Le lieutenant vit apparaître la silhouette de son collègue et son regard triste.

" Il était saoul et vindicatif.

- Alors, alors Ghost !

- Légitime défense contre un salopard.

- Bien inspecteur, sourit le lieutenant. Bienvenue dans le XXIe siècle.

- Vous ne croyez pas si bien dire, lieutenant. Une femme dans la police ! Vidocq en aurait bien ri.

- Les femmes sont les égales des hommes.

- Oui, j'ai compris."

84 % des morts au sein du couple sont des femmes.

Parmi les femmes tuées par leur conjoint, 41 % étaient victimes de violences antérieures de la part de leur compagnon.

Par ailleurs, parmi les 21 femmes ayant tué leur partenaire, 11 d’entre elles avaient déjà été victimes de violences de la part de leur partenaire, soit 52 %.

Ce sont les chiffres officiels, ils parlent d'eux-mêmes.

Il ne suffit pas de les connaître, il faut lutter contre eux.

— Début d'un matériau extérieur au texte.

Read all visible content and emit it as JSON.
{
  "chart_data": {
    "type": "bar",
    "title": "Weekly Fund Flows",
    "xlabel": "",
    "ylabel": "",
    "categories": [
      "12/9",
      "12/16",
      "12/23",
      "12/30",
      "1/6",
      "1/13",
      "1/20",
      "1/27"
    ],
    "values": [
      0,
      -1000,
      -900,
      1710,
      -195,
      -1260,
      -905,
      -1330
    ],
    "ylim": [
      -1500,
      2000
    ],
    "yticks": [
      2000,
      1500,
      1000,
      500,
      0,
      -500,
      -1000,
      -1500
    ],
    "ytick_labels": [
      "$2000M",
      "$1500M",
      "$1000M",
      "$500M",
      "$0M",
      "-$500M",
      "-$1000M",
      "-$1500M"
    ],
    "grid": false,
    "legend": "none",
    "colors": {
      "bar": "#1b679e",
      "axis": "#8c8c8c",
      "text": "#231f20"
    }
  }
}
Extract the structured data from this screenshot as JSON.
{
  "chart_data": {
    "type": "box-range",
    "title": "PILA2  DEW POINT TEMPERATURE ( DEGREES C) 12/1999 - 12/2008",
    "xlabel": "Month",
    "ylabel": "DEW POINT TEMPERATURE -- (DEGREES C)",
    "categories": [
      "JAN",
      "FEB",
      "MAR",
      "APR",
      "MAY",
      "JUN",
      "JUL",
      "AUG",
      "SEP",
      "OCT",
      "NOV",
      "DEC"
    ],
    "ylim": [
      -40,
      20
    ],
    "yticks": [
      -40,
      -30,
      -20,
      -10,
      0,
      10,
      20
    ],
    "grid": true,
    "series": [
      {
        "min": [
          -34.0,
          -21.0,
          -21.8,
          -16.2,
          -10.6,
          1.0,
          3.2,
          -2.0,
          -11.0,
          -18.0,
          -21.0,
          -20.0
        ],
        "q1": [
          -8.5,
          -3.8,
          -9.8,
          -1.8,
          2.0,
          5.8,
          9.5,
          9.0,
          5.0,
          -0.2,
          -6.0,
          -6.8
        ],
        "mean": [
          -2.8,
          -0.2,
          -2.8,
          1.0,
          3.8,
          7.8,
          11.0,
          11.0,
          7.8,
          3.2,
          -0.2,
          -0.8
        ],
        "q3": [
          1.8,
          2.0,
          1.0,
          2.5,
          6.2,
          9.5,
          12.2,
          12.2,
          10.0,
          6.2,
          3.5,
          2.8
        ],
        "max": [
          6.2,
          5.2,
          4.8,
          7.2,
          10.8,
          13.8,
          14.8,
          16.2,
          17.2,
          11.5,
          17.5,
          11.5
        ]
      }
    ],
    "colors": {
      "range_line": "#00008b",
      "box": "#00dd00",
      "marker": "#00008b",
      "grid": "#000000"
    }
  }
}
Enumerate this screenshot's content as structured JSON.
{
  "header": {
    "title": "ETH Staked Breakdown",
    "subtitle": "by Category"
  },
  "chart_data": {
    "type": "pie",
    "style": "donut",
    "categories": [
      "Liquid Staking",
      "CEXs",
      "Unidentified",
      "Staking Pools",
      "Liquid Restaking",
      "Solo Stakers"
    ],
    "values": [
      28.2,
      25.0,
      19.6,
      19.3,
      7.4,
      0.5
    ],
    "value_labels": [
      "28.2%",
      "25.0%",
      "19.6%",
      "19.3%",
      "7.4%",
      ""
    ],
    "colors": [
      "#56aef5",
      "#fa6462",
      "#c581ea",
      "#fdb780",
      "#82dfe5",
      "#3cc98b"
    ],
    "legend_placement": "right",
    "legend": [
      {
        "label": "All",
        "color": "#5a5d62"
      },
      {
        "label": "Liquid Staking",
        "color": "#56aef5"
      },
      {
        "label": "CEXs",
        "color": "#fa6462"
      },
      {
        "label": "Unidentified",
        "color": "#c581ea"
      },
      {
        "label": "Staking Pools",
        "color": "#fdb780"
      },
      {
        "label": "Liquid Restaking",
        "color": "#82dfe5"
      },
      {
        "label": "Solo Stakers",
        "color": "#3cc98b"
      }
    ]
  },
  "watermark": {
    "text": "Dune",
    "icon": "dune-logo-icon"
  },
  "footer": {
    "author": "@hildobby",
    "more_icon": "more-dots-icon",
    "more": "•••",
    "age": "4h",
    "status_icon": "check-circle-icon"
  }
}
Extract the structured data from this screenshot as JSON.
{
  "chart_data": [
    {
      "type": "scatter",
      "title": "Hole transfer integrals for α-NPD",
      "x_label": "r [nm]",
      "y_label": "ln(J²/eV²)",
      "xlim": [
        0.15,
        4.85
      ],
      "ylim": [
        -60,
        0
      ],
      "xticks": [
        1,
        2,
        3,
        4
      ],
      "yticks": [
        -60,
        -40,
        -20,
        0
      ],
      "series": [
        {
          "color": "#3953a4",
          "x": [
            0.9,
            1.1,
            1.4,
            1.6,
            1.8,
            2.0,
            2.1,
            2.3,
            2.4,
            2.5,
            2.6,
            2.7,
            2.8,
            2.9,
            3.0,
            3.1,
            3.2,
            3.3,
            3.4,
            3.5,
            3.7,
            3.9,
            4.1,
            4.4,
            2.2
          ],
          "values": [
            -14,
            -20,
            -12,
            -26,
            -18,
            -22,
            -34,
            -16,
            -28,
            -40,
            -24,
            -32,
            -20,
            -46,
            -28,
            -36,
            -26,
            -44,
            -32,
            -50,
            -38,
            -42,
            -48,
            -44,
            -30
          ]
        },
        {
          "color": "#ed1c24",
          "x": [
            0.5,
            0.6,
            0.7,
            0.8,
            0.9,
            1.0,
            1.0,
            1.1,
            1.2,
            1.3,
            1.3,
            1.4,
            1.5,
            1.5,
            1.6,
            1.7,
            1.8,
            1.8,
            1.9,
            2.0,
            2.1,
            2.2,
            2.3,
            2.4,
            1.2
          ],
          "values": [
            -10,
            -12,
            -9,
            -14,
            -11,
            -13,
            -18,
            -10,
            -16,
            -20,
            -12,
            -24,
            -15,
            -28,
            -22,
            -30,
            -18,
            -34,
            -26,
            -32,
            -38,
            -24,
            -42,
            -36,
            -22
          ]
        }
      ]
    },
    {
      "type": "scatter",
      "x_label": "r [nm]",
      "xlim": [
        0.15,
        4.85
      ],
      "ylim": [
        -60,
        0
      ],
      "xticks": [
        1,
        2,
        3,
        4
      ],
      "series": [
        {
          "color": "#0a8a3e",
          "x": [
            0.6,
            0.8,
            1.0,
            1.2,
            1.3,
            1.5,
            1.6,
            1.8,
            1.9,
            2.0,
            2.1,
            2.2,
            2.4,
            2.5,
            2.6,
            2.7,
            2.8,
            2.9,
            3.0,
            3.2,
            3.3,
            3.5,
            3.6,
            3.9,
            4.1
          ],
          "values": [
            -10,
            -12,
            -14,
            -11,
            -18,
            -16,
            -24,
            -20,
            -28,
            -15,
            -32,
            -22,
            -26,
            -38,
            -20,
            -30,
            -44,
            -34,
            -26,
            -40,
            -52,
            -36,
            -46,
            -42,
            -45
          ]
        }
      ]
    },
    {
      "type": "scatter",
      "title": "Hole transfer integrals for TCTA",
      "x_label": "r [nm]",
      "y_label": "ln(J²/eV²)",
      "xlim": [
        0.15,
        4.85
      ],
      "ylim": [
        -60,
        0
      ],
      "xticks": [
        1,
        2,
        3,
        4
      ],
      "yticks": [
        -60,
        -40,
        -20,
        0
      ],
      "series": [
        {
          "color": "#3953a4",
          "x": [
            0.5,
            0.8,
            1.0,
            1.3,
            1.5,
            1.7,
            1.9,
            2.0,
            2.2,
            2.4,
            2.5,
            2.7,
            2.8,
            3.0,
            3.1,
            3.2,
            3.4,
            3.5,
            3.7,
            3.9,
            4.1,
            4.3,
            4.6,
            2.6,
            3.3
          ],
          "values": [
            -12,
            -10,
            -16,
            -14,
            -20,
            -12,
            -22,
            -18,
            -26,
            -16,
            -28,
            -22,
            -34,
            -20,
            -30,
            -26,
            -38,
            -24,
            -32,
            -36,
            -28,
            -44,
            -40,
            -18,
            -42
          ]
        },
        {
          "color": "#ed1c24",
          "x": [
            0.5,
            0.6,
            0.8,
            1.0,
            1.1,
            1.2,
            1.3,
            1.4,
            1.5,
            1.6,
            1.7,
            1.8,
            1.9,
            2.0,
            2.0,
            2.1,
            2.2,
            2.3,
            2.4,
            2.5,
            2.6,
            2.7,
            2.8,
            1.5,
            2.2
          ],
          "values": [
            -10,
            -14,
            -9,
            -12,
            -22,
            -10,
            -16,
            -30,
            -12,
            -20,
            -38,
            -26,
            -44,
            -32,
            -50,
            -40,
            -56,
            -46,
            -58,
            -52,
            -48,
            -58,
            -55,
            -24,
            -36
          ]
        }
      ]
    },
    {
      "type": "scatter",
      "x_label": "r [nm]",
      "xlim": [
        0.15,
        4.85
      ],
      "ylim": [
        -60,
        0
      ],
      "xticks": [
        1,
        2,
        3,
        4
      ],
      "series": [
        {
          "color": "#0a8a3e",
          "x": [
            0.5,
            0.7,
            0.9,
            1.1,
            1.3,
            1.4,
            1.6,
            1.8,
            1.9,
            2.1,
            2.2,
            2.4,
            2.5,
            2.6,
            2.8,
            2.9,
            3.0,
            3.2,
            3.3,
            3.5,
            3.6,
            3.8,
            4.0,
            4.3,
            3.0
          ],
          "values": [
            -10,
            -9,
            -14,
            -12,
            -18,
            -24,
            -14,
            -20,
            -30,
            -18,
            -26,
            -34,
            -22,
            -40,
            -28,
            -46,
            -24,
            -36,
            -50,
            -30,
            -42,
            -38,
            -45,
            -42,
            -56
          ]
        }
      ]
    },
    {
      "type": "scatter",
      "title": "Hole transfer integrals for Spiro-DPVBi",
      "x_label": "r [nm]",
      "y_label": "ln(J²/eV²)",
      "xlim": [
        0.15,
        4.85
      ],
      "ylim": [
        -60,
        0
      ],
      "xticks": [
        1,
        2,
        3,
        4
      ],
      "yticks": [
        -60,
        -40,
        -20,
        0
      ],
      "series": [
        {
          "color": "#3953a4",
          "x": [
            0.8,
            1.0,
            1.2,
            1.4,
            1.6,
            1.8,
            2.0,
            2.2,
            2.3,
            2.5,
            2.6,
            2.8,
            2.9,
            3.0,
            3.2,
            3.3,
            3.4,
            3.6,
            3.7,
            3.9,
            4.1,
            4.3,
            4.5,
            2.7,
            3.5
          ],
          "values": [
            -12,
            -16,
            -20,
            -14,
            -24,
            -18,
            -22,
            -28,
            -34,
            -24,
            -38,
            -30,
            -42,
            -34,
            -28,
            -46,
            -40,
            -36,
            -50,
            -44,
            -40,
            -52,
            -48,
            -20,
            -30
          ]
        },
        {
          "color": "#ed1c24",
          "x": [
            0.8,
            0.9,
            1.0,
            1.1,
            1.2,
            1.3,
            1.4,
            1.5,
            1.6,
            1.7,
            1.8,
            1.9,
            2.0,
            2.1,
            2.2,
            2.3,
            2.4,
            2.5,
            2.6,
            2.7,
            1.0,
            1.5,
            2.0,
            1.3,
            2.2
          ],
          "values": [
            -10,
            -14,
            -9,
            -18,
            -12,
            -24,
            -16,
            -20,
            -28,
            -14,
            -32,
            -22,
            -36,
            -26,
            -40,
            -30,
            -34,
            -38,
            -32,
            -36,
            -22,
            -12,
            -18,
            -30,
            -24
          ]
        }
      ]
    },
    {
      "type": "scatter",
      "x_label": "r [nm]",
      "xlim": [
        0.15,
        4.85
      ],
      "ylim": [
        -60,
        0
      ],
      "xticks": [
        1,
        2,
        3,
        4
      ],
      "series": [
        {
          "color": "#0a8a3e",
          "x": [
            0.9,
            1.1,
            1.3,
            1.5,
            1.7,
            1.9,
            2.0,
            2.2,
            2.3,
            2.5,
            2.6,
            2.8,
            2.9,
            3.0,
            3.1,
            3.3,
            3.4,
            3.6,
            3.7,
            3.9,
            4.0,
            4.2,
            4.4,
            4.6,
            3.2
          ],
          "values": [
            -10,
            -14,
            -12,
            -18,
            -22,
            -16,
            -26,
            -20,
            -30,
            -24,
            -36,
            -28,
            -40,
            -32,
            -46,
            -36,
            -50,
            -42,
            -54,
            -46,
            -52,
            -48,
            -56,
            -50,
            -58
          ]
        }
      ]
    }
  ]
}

Et améliorer les choses en rendant justice !

JUSTICE !

Le canapé de Sylvie Lyster était occupé par un chat fou, un inspecteur désabusé, un lieutenant de police, aviné et un policier amoureux.

Sur l'écran passait la Famille Addams.

Cela permettait à tout le monde de se détendre.

A la fin, Adrien s'exclama en souriant :

"La série en noir et blanc est super aussi. Tu l'as vue ?"

Le lieutenant se sentit obligée de répondre par la négative.

En sachant déjà que son amoureux allait lui infliger la série dans son entier et qu'elle ne saurait pas comment le lui refuser.

Elle chercha un soutien moral vers son collègue mais l'inspecteur avait déjà fui les lieux.

Un vent espiègle parcourut la pièce et fit trembler les rideaux et pouffer le chat.

" Il y a un souci de courant d'air chez toi ?"

Sylvie dut se mordre la lèvre pour ne pas rire.